Becoming a published author can seem like an impossible feat, and while it isn’t impossible, it is certainly difficult. One author who can attest to this is Connie Hertzberg Mayo, the author of “The Island of Worthy Boys” and a Sharon, Massachusetts local.

“From the time I started writing until the book was on the shelves was six years - it’s a long endeavor,” she told readers and fans at the Islington Branch Westwood Library. Mayo makes her living as being a systems analyst, yet also found the time, dedication, and interest to write an entire historical fiction novel.

Mayo not only spoke about the content of her book, but the process of writing it as well. “I wrote when I could, and sometimes that was day after day after day … Sometimes a week would go by, and sometimes it would be a month that went by, but I always came back to it,” she said. She explained that the reason she always returned was “I became really engaged in the story that I was writing. I knew basically what was going to happen but I also was winging it sometimes while I was writing. It was almost like reading a book instead of writing it. There were many details that came out unexpectedly.”

Her novel is set in Boston in 1889 and follows two boys who survive off the streets. When they accidentally involve themselves in a murder, the two boys pass as virtuous Protestant students and manage to be accepted into the Boston Farm School, located on an island in the Boston Harbor.
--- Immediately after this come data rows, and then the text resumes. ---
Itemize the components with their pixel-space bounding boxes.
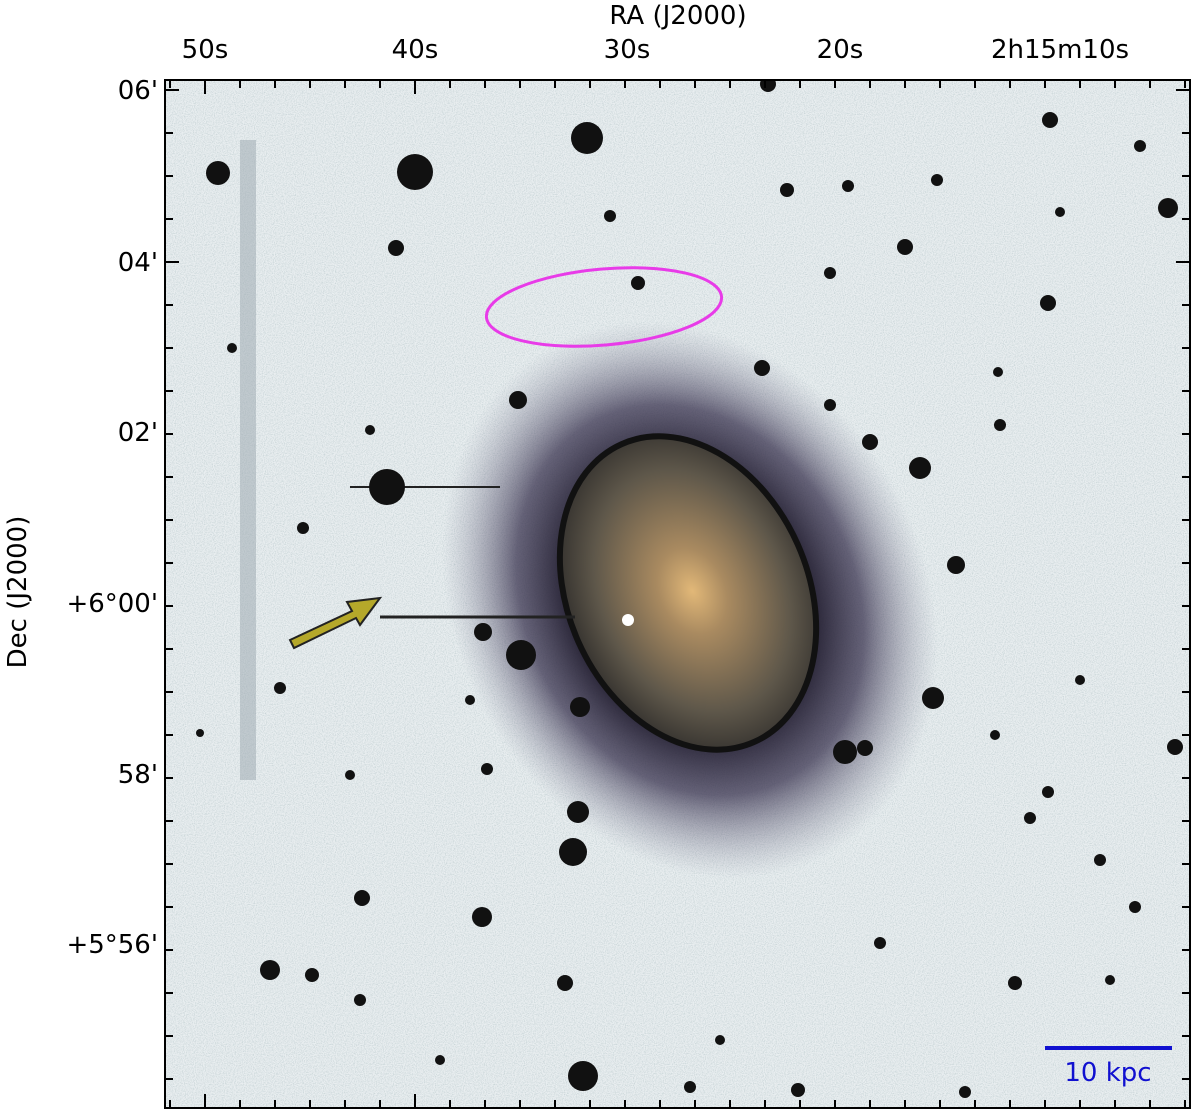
star — [1094, 854, 1106, 866]
x-tick-label: 2h15m10s — [991, 35, 1129, 65]
x-tick-label: 40s — [392, 35, 439, 65]
star — [842, 180, 854, 192]
star — [857, 740, 873, 756]
star — [506, 640, 536, 670]
star — [260, 960, 280, 980]
y-tick-label: +6°00' — [66, 589, 158, 619]
star — [568, 1061, 598, 1091]
star — [874, 937, 886, 949]
star — [571, 122, 603, 154]
star — [931, 174, 943, 186]
star — [862, 434, 878, 450]
y-tick-label: +5°56' — [66, 930, 158, 960]
x-tick-label: 20s — [817, 35, 864, 65]
y-tick-label: 06' — [118, 76, 158, 106]
y-tick-label: 04' — [118, 248, 158, 278]
x-axis-label: RA (J2000) — [609, 1, 746, 31]
star — [1024, 812, 1036, 824]
star — [1105, 975, 1115, 985]
star — [1042, 112, 1058, 128]
star — [472, 907, 492, 927]
stars — [196, 80, 1183, 1098]
star — [897, 239, 913, 255]
star — [481, 763, 493, 775]
star — [196, 729, 204, 737]
x-tick-label: 30s — [604, 35, 651, 65]
star — [397, 154, 433, 190]
star — [791, 1083, 805, 1097]
star — [993, 367, 1003, 377]
star — [631, 276, 645, 290]
star — [474, 623, 492, 641]
star — [604, 210, 616, 222]
star — [435, 1055, 445, 1065]
star — [567, 801, 589, 823]
star — [305, 968, 319, 982]
star — [1055, 207, 1065, 217]
star — [947, 556, 965, 574]
star — [365, 425, 375, 435]
star — [345, 770, 355, 780]
star — [959, 1086, 971, 1098]
star — [990, 730, 1000, 740]
star — [297, 522, 309, 534]
star — [1129, 901, 1141, 913]
star — [557, 975, 573, 991]
star — [994, 419, 1006, 431]
y-tick-label: 58' — [118, 760, 158, 790]
scale-bar-label: 10 kpc — [1064, 1058, 1151, 1088]
star — [1042, 786, 1054, 798]
star — [354, 890, 370, 906]
star — [715, 1035, 725, 1045]
star — [922, 687, 944, 709]
y-axis-label: Dec (J2000) — [3, 516, 33, 669]
star — [1167, 739, 1183, 755]
x-tick-label: 50s — [182, 35, 229, 65]
star — [227, 343, 237, 353]
sky-image: 10 kpc — [165, 80, 1190, 1108]
star — [570, 697, 590, 717]
star — [206, 161, 230, 185]
star — [1075, 675, 1085, 685]
highlight-ellipse — [484, 266, 724, 348]
star — [824, 267, 836, 279]
star — [780, 183, 794, 197]
star — [754, 360, 770, 376]
arrow — [288, 596, 383, 650]
star — [833, 740, 857, 764]
star — [760, 80, 776, 92]
star — [369, 469, 405, 505]
star — [1040, 295, 1056, 311]
star — [388, 240, 404, 256]
star — [1158, 198, 1178, 218]
star — [465, 695, 475, 705]
frame — [164, 79, 1191, 1109]
star — [1008, 976, 1022, 990]
star — [559, 838, 587, 866]
star — [684, 1081, 696, 1093]
star — [909, 457, 931, 479]
ticks: 50s 40s 30s 20s 2h15m10s 06' 04' 02' +6°00' 58' +5… — [66, 35, 1190, 1108]
star — [824, 399, 836, 411]
star — [1134, 140, 1146, 152]
star — [509, 391, 527, 409]
star — [354, 994, 366, 1006]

Mayo did a significant amount of research for the book, including many of the religious references and practices, which she discussed. “I didn’t grow up religious. A friend of mine was a pastor, and at one point, one of the boys had to say grace, so I picked her brain and said, ‘You know, at that time, what sort of grace would this boy had said?’ And I quickly jotted that down and that’s the grace he said.”

One of the more unusual, yet fascinating things about Mayo is that her brain is so two-sided. “I’m not sure I could be one person or the other, I’m not sure I could do nothing creative and be all ones and zeroes and technology,” she said. “But I’m not sure I could just be a writer.”

While she may not be just a writer, she certainly is one. Her next project, which is currently “on ice,” as she said, takes place in the same time period, but in New York. “It is set at the New York Cancer Hospital. It was the first cancer-only hospital in the country at a time when people believed cancer was contagious,” she explained. “I really wanted to write about medical ethics and I think this era and this setting is really a great fertile ground for talking about medical ethics.” Her next work is eagerly awaited by many.